The first is to change the way you shoot with your DSLR or mirrorless cameras. Instead of making single captures, start stitching your images together. In this way you collect more pixels and the pixels aren't stretched as far when they are printed big. 

Not all subjects can be stitched, so this isn't a foolproof solution.

The second option is to print on something other than a high gloss paper. High gloss papers reveal everything about an image, whereas a canvas finish with its coarse texture hides fine details and creates very acceptable enlargements. A photo that looks terrible on gloss paper because it has been enlarged too far can look wonderful on canvas.

In between these extremes is a huge range of non-gloss inkjet media from companies such Epson, Canson and Hahnenmulle. There are many ranges of wonderful, slightly textured papers (textured when compared to a gloss surface at any rate). You'll find you can make larger prints without offending your sense of 'detail'.

You can also add a little grain or noise to your files before output. It doesn't need to be much (0.3 to 3%), but a visible grain structure can help hide the softness in a file that has been enlarged to much. However, it will rarely look as good as large format file where the pixels aren't being challenged.


It might sound really obvious, but before you make a large print, double check that it has been correctly spotted. Enlarge your image to 100% on your computer monitor and methodically check for sensor spots and dust. There's nothing worse than printing a large file only to find a few unwanted spots. 

And when it comes to sharpening, don't overdo it! Again, look at your files on the screen at either 100% or 50%. If you can see white haloes around sharp edges, or if the fine detail in your image loses its structure, chances are you've gone to far. I generally feel less sharpening is better than too much.

Matting and Framing

When we create our prints, they will only last if we look after then. Light, atmosphere and other materials near or in contact with the prints can all have a degenerative effect over time.

You will have little control over where your customers hang their prints, but you can provide them with a short set of instructions stating that they should not be hung in direct sunlight. You can also consider UV glass, but some UV glass has a colour to it which might cloud the beautiful colours of your print.

Atmosphere can sometimes be controllable, depending where your customers live and where they hang the print. High humidity is generally a problem in the bathroom and kitchen, so suggest that your prints are not hung in or too close to these locations. Of course, if someone lives in the tropics, then keeping a print away from humidity can be problematic. 

Finally, the materials you use to mount and frame your print can give off gases or contain contaminants that, over time, may react with your print and damage it.

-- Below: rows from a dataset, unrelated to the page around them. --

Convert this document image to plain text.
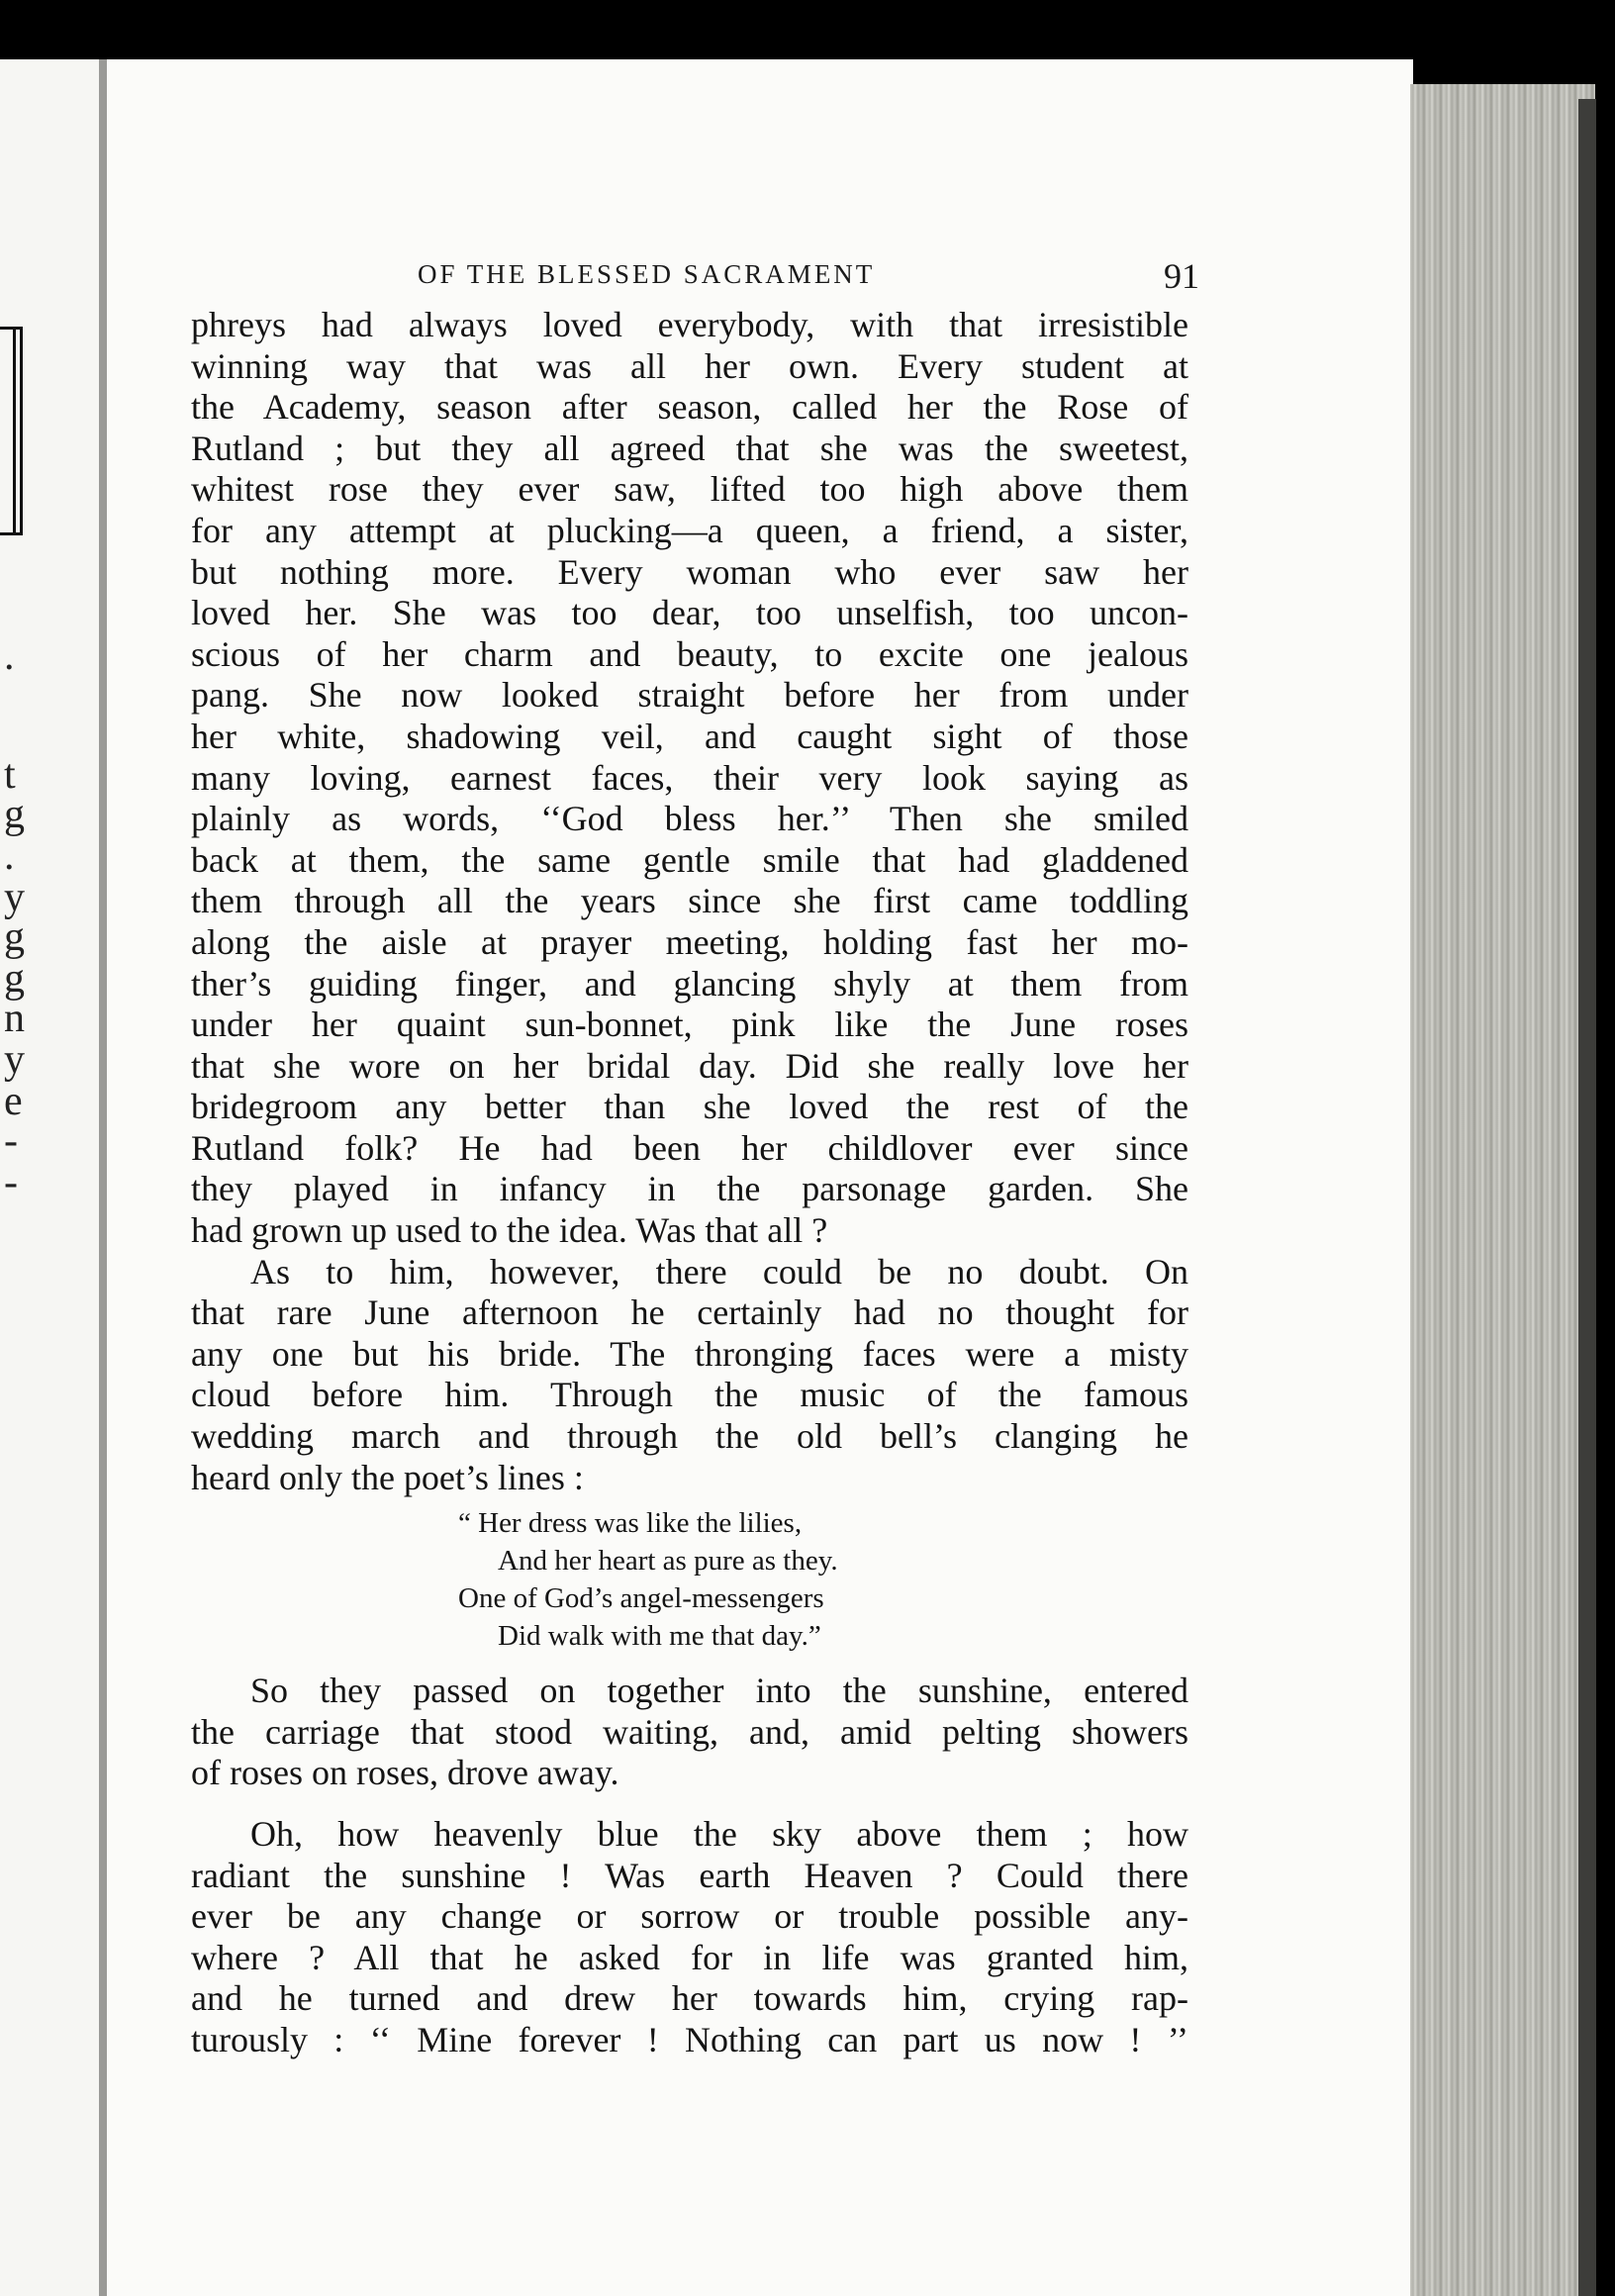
.
t
g
.
y
g
g
n
y
e
-
-
OF THE BLESSED SACRAMENT	91
phreys had always loved everybody, with that irresistible
winning way that was all her own. Every student at
the Academy, season after season, called her the Rose of
Rutland ; but they all agreed that she was the sweetest,
whitest rose they ever saw, lifted too high above them
for any attempt at plucking—a queen, a friend, a sister,
but nothing more. Every woman who ever saw her
loved her. She was too dear, too unselfish, too uncon-
scious of her charm and beauty, to excite one jealous
pang. She now looked straight before her from under
her white, shadowing veil, and caught sight of those
many loving, earnest faces, their very look saying as
plainly as words, ‘‘God bless her.’’ Then she smiled
back at them, the same gentle smile that had gladdened
them through all the years since she first came toddling
along the aisle at prayer meeting, holding fast her mo-
ther’s guiding finger, and glancing shyly at them from
under her quaint sun-bonnet, pink like the June roses
that she wore on her bridal day. Did she really love her
bridegroom any better than she loved the rest of the
Rutland folk? He had been her childlover ever since
they played in infancy in the parsonage garden. She
had grown up used to the idea. Was that all ?
As to him, however, there could be no doubt. On
that rare June afternoon he certainly had no thought for
any one but his bride. The thronging faces were a misty
cloud before him. Through the music of the famous
wedding march and through the old bell’s clanging he
heard only the poet’s lines :
“ Her dress was like the lilies,
And her heart as pure as they.
One of God’s angel-messengers
Did walk with me that day.”
So they passed on together into the sunshine, entered
the carriage that stood waiting, and, amid pelting showers
of roses on roses, drove away.
Oh, how heavenly blue the sky above them ; how
radiant the sunshine ! Was earth Heaven ? Could there
ever be any change or sorrow or trouble possible any-
where ? All that he asked for in life was granted him,
and he turned and drew her towards him, crying rap-
turously : ‘‘ Mine forever ! Nothing can part us now ! ’’
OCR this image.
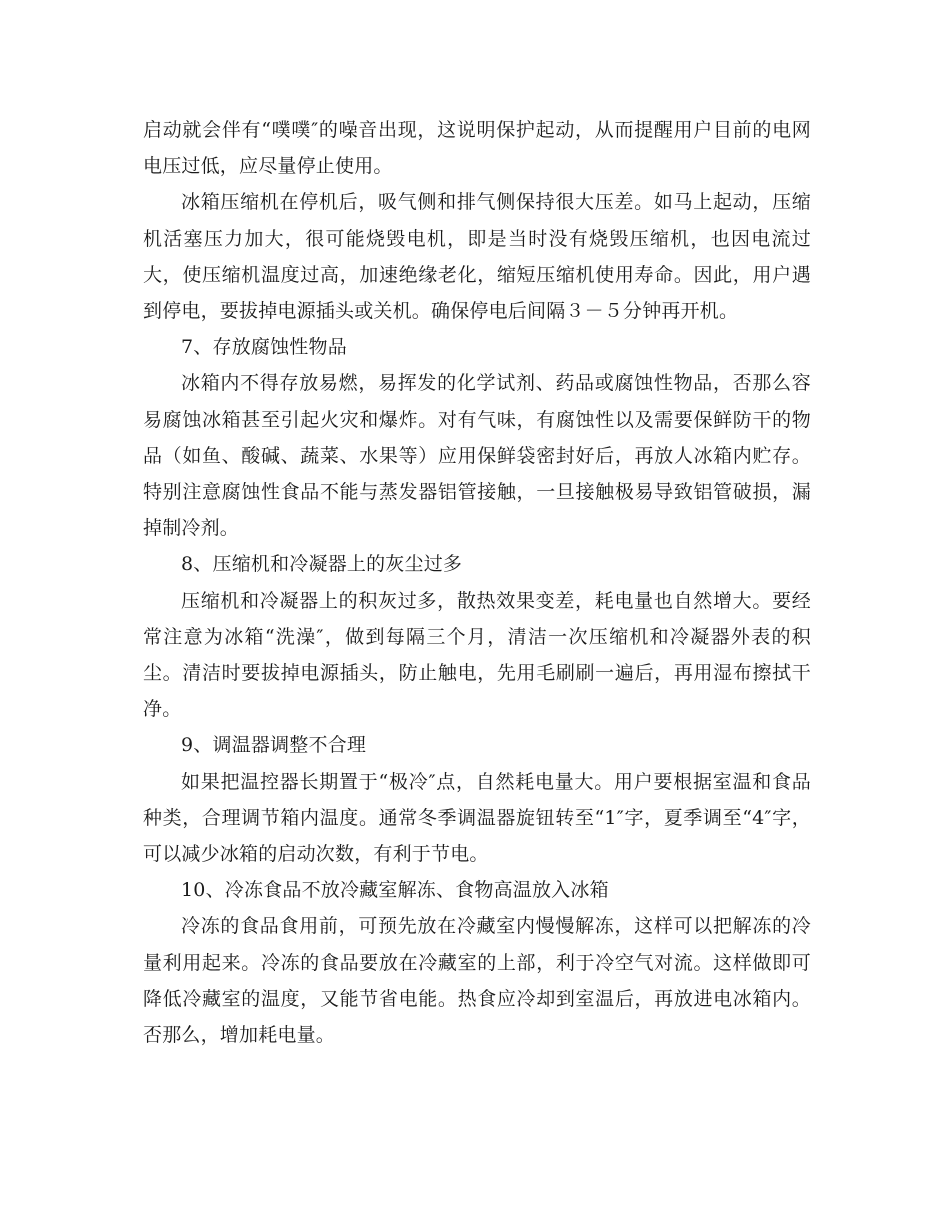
启动就会伴有“噗噗″的噪音出现，这说明保护起动，从而提醒用户目前的电网电压过低，应尽量停止使用。

冰箱压缩机在停机后，吸气侧和排气侧保持很大压差。如马上起动，压缩机活塞压力加大，很可能烧毁电机，即是当时没有烧毁压缩机，也因电流过大，使压缩机温度过高，加速绝缘老化，缩短压缩机使用寿命。因此，用户遇到停电，要拔掉电源插头或关机。确保停电后间隔３－５分钟再开机。

7、存放腐蚀性物品

冰箱内不得存放易燃，易挥发的化学试剂、药品或腐蚀性物品，否那么容易腐蚀冰箱甚至引起火灾和爆炸。对有气味，有腐蚀性以及需要保鲜防干的物品（如鱼、酸碱、蔬菜、水果等）应用保鲜袋密封好后，再放人冰箱内贮存。特别注意腐蚀性食品不能与蒸发器铝管接触，一旦接触极易导致铝管破损，漏掉制冷剂。

8、压缩机和冷凝器上的灰尘过多

压缩机和冷凝器上的积灰过多，散热效果变差，耗电量也自然增大。要经常注意为冰箱“洗澡″，做到每隔三个月，清洁一次压缩机和冷凝器外表的积尘。清洁时要拔掉电源插头，防止触电，先用毛刷刷一遍后，再用湿布擦拭干净。

9、调温器调整不合理

如果把温控器长期置于“极冷″点，自然耗电量大。用户要根据室温和食品种类，合理调节箱内温度。通常冬季调温器旋钮转至“1″字，夏季调至“4″字，可以减少冰箱的启动次数，有利于节电。

10、冷冻食品不放冷藏室解冻、食物高温放入冰箱

冷冻的食品食用前，可预先放在冷藏室内慢慢解冻，这样可以把解冻的冷量利用起来。冷冻的食品要放在冷藏室的上部，利于冷空气对流。这样做即可降低冷藏室的温度，又能节省电能。热食应冷却到室温后，再放进电冰箱内。否那么，增加耗电量。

In the framing industry, people talk about archival and 'acid free' materials which, while more expensive, should be used when selling landscape prints.

Using top quality materials means that the cost of your prints, framed or not, will be more expensive than a cheap print from the local variety store. This is something you should be proud of and use in your marketing. Make sure you tell customers who are looking at your work all about the quality of the materials and the processes involved. If you take that much trouble with the presentation, it must be because you value what you have produced – and that can only be a good thing in the sales process.